Nor are all informants created equal. Some informants may have had more direct experience with the crisis, have better memory, or simply be more experienced observers. This leads to a lower average error rate. But those with greater expertise can be more biased about what happened, due to their prior expectations. So whom do you trust? “The challenge in using informant reports lies in building statistical models that can cope with these kinds of errors,” says Butts.

The problem is essentially two-pronged: You want to figure out what happened and assess the accuracy of the sources of information. “If you know one, you can figure out the other,” says Butts. “Our methods allow you to figure out both at once.”

Butts’ approach allows for the analysis of spontaneously arriving reports in various modalities – people calling in on cell phones or sending e-mail, data provided by wirelessly enabled instruments such as sensors and wearable cameras surveying the crisis site, etc. – and combining these to infer the history of an unfolding event and the accuracy of the sources themselves. Even given their potential unreliability, human reports are a valuable part of this process, because they are available when other sources of information might not be.

The RESCUE project is extending this concept of humans as sensors in crisis situations to "communities as sensors” through the CAMAS testbed. CAMAS stands for Crisis Assessment, Mitigation, and Analysis System. CAMAS extends the notion of a conventional problem reporting system to include integrated event extraction, filtering, and analysis, with an emphasis on managing large volumes of data from a wide range of sources. Testbed applications for CAMAS in development include an “alternate 911” system for use in load management during crisis events, an integrated call-in system for storm tracking, and security enhancement for settings such as airports.
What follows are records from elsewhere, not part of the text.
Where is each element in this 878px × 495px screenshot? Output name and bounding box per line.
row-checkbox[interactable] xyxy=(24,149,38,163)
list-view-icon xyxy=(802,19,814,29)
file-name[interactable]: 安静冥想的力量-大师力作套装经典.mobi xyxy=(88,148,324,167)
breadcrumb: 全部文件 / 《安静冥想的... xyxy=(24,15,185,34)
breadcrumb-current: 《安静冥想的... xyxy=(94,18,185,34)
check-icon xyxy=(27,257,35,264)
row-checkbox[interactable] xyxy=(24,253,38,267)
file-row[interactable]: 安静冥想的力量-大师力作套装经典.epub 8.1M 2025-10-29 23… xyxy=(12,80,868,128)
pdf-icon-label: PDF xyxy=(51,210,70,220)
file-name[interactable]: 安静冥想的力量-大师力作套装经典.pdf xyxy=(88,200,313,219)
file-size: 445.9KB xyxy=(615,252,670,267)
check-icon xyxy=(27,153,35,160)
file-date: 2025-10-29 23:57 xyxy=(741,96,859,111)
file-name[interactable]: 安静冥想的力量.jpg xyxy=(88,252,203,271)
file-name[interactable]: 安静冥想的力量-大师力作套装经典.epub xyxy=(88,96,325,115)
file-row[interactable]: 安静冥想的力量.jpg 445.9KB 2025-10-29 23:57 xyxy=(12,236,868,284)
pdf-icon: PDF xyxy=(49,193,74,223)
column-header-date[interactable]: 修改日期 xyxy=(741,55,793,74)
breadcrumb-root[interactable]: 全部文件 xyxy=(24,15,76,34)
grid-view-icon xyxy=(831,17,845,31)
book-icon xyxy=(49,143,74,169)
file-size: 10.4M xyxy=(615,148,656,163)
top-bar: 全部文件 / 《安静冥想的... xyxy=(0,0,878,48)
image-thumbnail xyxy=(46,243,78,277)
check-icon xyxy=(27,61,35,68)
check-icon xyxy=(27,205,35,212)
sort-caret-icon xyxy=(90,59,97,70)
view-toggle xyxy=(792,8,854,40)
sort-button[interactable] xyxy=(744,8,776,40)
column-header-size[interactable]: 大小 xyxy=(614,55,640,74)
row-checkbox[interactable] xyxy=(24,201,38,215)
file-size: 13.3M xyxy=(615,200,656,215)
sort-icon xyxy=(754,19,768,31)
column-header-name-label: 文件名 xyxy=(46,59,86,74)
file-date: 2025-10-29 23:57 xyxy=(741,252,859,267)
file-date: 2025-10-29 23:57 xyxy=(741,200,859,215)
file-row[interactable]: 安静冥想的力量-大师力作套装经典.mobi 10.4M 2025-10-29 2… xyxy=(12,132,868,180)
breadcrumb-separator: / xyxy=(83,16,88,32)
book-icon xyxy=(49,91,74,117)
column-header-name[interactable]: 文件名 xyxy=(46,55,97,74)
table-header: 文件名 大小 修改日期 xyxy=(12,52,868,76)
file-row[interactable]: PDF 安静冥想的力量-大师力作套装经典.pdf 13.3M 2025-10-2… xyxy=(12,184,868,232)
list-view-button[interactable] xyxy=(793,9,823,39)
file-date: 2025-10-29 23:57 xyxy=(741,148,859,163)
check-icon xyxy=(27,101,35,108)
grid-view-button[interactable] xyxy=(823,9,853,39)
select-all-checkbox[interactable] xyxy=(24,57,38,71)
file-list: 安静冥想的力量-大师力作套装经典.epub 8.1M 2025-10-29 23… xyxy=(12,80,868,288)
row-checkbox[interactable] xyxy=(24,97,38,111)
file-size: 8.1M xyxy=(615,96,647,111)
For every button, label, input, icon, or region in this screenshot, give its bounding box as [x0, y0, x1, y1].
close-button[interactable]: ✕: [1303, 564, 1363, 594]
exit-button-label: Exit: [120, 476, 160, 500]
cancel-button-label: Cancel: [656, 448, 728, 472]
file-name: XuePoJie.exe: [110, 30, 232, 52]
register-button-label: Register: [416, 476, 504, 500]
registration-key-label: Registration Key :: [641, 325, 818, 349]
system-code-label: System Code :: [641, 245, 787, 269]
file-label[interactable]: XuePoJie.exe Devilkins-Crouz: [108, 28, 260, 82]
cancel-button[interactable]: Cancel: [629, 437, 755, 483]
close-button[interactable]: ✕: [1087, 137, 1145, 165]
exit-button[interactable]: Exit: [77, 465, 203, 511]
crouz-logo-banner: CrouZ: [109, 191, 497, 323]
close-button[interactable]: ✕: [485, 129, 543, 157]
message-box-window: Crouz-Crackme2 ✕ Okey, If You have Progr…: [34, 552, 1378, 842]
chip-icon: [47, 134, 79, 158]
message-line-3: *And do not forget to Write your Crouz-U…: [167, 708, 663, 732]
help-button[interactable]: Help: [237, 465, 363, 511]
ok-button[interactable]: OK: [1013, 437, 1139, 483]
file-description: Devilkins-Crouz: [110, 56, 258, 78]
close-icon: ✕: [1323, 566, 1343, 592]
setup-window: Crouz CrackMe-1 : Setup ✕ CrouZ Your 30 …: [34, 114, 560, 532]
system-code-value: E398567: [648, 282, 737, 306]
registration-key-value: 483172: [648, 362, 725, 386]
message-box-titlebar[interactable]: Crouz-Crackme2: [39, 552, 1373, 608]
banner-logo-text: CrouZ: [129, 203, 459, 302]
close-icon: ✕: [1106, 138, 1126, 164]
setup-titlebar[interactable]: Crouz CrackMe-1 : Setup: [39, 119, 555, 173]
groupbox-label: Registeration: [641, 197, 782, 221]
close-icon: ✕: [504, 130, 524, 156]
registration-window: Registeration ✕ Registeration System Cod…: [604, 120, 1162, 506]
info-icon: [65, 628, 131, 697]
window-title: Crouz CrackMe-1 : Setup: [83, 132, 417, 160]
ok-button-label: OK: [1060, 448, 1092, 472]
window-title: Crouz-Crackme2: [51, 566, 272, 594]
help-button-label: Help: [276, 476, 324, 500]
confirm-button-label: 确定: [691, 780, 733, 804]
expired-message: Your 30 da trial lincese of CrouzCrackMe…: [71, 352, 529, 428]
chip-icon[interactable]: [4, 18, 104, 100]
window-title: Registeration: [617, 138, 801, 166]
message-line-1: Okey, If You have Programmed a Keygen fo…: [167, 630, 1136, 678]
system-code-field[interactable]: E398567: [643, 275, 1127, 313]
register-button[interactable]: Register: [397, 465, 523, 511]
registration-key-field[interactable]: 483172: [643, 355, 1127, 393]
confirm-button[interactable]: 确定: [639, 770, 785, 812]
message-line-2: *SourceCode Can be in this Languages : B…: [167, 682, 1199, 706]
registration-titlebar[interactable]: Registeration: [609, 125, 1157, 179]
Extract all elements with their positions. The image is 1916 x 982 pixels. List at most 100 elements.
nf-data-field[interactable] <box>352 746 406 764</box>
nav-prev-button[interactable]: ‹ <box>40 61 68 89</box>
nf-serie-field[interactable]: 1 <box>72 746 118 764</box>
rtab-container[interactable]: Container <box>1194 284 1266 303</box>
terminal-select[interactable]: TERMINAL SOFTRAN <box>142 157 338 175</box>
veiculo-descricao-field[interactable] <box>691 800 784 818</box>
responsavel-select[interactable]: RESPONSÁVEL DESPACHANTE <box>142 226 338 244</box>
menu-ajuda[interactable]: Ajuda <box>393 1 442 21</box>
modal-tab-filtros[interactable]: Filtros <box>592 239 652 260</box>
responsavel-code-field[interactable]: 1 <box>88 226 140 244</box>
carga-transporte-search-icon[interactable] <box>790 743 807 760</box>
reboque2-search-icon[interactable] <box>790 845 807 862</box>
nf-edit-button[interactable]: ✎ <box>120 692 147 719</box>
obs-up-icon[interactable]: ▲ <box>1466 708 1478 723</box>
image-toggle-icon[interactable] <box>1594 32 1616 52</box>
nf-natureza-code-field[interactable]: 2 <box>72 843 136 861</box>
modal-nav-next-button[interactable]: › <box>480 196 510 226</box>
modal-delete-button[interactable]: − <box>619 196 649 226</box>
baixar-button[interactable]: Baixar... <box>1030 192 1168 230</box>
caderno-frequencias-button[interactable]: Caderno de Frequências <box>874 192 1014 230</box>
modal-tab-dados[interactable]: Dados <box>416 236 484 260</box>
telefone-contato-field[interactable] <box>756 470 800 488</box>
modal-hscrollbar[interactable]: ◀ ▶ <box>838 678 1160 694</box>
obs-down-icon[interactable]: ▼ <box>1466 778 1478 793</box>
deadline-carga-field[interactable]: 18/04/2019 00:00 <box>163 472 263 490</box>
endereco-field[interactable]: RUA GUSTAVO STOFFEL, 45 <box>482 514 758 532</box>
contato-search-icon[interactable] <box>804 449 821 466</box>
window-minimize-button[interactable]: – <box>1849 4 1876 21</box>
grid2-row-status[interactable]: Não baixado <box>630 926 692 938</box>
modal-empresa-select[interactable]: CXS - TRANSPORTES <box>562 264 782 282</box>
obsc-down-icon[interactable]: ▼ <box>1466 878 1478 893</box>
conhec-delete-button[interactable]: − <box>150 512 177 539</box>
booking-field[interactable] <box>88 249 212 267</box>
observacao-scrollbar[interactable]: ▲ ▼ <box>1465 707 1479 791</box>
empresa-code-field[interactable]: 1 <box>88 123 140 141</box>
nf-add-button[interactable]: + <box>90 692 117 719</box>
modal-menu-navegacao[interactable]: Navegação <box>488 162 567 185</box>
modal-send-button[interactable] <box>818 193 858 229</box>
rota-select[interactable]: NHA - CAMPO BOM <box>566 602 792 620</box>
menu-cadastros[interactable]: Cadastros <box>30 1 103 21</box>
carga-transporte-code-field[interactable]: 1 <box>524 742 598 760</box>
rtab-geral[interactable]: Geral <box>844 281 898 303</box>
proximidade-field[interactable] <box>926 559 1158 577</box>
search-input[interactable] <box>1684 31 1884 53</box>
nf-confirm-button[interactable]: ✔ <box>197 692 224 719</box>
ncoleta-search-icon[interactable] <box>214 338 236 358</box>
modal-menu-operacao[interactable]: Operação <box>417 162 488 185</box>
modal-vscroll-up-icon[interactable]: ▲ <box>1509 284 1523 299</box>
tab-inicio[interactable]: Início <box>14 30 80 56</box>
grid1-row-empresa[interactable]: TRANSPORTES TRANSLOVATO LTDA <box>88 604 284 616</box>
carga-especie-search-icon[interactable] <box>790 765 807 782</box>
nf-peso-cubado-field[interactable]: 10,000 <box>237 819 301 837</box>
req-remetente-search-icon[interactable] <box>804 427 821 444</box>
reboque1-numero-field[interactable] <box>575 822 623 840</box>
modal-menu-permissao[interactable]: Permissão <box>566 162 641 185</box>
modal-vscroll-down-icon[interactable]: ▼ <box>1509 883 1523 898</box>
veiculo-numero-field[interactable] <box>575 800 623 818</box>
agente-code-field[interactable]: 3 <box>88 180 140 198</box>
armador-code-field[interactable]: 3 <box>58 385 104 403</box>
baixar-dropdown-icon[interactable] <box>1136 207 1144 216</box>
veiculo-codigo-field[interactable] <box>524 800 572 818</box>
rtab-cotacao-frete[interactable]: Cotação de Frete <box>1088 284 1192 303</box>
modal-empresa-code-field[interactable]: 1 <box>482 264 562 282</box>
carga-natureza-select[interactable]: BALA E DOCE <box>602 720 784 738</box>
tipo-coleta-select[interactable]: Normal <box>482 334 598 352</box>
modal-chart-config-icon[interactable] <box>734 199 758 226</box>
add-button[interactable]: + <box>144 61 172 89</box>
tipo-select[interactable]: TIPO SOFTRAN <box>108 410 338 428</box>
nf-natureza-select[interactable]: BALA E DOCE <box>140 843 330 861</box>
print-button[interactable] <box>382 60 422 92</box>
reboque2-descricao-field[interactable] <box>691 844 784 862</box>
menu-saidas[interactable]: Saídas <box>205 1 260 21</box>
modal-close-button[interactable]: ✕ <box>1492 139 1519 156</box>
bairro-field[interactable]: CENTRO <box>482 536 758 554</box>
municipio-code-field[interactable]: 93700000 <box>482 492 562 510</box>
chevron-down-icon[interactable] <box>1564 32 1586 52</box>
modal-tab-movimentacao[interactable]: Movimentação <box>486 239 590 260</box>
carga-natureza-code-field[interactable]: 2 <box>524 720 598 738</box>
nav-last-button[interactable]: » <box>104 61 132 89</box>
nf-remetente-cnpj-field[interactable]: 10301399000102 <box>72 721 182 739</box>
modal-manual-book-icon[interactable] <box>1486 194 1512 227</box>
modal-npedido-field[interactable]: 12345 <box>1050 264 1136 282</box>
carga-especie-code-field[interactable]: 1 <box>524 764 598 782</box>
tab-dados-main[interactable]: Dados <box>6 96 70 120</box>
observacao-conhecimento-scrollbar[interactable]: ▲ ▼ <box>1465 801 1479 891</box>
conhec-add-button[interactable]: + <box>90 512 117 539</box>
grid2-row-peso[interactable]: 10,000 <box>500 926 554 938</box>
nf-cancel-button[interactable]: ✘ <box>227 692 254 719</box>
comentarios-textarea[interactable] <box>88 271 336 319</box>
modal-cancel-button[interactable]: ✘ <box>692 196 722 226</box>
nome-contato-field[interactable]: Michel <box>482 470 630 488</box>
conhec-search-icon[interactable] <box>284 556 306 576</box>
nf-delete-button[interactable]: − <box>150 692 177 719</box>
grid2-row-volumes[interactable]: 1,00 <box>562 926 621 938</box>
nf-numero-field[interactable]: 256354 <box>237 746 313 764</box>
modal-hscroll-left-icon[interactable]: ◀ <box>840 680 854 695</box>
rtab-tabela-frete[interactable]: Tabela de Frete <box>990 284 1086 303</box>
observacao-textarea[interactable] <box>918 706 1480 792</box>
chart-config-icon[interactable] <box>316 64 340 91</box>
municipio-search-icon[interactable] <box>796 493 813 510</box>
These testbeds are expected to provide a rich source of experimental data to provide “ground truth” for the research conclusions, while showcasing various aspects of the project’s data collection and analysis technologies.

"This can be a very humbling field,” says Butts. “It’s not a field whose problems have never been thought about. In fact, practitioners and researchers have been trying to solve these problems for decades! What we can add – and where I hope to have impact – is our unusual combination of expertise in information technology, social science, and statistical analysis.”